There is the witness, and there is the testimony carried by the witness. Jesus Christ works in those of us who believe, to make us witnesses who bear true testimony to Him. It is not that we hold a truth, or many truths, but we have the truth in a living way within us. He is Life and He is Truth. We have the life of the truth. So, what we say rings true to others who hear it because the testimony matches up with our life. It resonates because we are expressing our share of His life.
The apostle Paul visited the Christians in Corinth. When he did so he was determined to know nothing among them except Christ, and Him crucified (1 Corinthians 2:2). He desired that their faith “might not rest in the wisdom of men but in the power of God.” In the previous chapter he had equated the power of God with the testimony of the cross of Christ. He did not resort to conventional rhetoric, intended to convince on an intellectual or emotional level. He was there, he says, “in weakness and in fear and much trembling.” Paul did not frame his message in “plausible words of wisdom, but in demonstration of the Spirit and power…” (1 Corinthians 2:3-5). The witness with the crucified life carried the testimony of the cross. That life and its testimony expressed the love of God, the wisdom of God and the power of God.

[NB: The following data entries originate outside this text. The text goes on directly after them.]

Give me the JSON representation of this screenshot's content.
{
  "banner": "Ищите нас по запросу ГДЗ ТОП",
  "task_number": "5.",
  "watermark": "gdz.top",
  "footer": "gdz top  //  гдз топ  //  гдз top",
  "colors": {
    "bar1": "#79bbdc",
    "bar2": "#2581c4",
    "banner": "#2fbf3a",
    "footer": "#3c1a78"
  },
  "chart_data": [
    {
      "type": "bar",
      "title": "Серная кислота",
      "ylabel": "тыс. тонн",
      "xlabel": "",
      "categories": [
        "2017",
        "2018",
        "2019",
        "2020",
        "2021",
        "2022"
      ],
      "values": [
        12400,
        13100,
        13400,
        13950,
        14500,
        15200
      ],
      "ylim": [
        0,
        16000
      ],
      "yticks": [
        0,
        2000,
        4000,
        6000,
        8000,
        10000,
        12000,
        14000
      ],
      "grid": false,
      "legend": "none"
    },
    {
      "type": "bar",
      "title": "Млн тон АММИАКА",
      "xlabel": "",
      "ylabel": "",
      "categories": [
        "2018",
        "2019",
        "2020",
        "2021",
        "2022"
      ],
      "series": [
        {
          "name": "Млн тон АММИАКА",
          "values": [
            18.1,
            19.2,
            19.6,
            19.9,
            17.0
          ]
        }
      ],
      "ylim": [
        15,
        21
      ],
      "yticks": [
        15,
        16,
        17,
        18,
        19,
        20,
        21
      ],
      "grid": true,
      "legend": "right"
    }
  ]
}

What was the power of Paul’s gospel? We have an insight from Acts 13. “Brothers, sons of the family of Abraham, and those among you who fear God, to us has been sent the message of this salvation. For those who live in Jerusalem and their rulers, because they did not recognize him nor understand the utterances of the prophets, which are read every Sabbath, fulfilled them by condemning him. And though they found in him no guilt worthy of death, they asked Pilate to have him executed. And when they had carried out all that was written of him, they took him down from the tree and laid him in a tomb. But God raised him from the dead, and for many days he appeared to those who had come up with him from Galilee to Jerusalem, who are now his witnesses to the people. And we bring you the good news that what God promised to the fathers, this he has fulfilled to us their children by raising Jesus” (Acts 13:26-33).

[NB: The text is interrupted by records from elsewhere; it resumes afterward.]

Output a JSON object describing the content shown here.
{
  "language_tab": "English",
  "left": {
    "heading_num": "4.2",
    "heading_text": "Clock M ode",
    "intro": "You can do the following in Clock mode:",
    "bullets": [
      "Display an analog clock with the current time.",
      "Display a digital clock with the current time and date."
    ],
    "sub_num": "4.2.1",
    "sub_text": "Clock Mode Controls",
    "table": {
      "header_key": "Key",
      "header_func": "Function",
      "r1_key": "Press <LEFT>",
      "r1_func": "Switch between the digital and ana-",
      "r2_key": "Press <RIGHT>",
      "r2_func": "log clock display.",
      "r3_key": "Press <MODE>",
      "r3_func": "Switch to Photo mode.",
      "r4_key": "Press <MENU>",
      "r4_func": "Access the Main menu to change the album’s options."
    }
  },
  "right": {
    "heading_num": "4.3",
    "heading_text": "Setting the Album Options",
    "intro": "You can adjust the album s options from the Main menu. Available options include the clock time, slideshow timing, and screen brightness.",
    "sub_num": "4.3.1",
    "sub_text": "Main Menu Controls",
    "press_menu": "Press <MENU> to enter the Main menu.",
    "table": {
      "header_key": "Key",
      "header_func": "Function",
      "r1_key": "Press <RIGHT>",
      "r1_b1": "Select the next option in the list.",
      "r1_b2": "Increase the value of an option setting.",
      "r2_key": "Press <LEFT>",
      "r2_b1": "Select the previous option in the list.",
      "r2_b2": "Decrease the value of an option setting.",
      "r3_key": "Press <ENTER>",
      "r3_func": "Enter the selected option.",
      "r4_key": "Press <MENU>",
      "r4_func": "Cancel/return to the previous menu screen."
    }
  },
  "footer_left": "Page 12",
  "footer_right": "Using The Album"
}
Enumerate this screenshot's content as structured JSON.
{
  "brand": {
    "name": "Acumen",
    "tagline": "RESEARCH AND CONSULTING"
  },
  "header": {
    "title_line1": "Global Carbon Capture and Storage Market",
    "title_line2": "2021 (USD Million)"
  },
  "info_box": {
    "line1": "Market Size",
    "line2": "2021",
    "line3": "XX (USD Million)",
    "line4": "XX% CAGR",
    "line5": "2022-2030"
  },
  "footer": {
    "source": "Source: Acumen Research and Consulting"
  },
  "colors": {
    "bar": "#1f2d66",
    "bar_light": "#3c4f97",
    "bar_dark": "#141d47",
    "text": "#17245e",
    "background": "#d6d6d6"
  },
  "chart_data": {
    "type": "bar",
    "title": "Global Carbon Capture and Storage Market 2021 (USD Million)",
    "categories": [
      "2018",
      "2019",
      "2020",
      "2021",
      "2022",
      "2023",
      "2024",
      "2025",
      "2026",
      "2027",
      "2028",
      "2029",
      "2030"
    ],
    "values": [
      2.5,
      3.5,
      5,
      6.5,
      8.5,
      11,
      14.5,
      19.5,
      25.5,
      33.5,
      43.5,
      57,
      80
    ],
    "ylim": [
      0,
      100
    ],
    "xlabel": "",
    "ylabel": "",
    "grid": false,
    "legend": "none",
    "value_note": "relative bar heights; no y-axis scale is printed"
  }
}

Paul directed his message to both Jews and God-fearing Gentiles. “Those who live in Jerusalem and their rulers” were people who held the God-given truth. They did not, however, receive the testimony of Jesus. Neither were they willing to apply the Old Testament prophecies to his life. Therefore, they did not recognize Jesus as the Messiah.
During his ministry, Jesus sent out his followers to testify about him and his Kingdom. He was training them to prepare the way for him to visit local villages. It wasn’t until his ascension that Jesus first provided his followers with the indwelling life of the truth. “…you will receive power when the Holy Spirit has come upon you, and you will be my witnesses in Jerusalem and in all Judea and Samaria, and to the end of the earth” (Acts 1:8). The outpouring of God’s Spirit on Pentecost gave each of them a deposit of divine life. It came from Jesus, seated at the right hand of the Father, as though—so to speak—on permanent loan. That is, the gift of the life of Christ did not make its recipients divine; they nevertheless had a share of the divine life.
Paul himself became a witness, even though he began as one of those who held the truth without possessing the life of it. The Paul we see in this passage was a true servant of God. He had abandoned his own program. He fully committed himself to God’s project. And the conduct of his life supported the content of his message.
The work of transformation begins with our receiving a deposit the life of Jesus Christ. It continues as that life spreads in all directions from the center toward the circumference of our being. That work brings us to the place where we are witnesses. Others can detect in us the life of the truth. Then He teaches us what to say, so as to testify to the truth whose life we have. In this way He engages us in faithful service to the living God.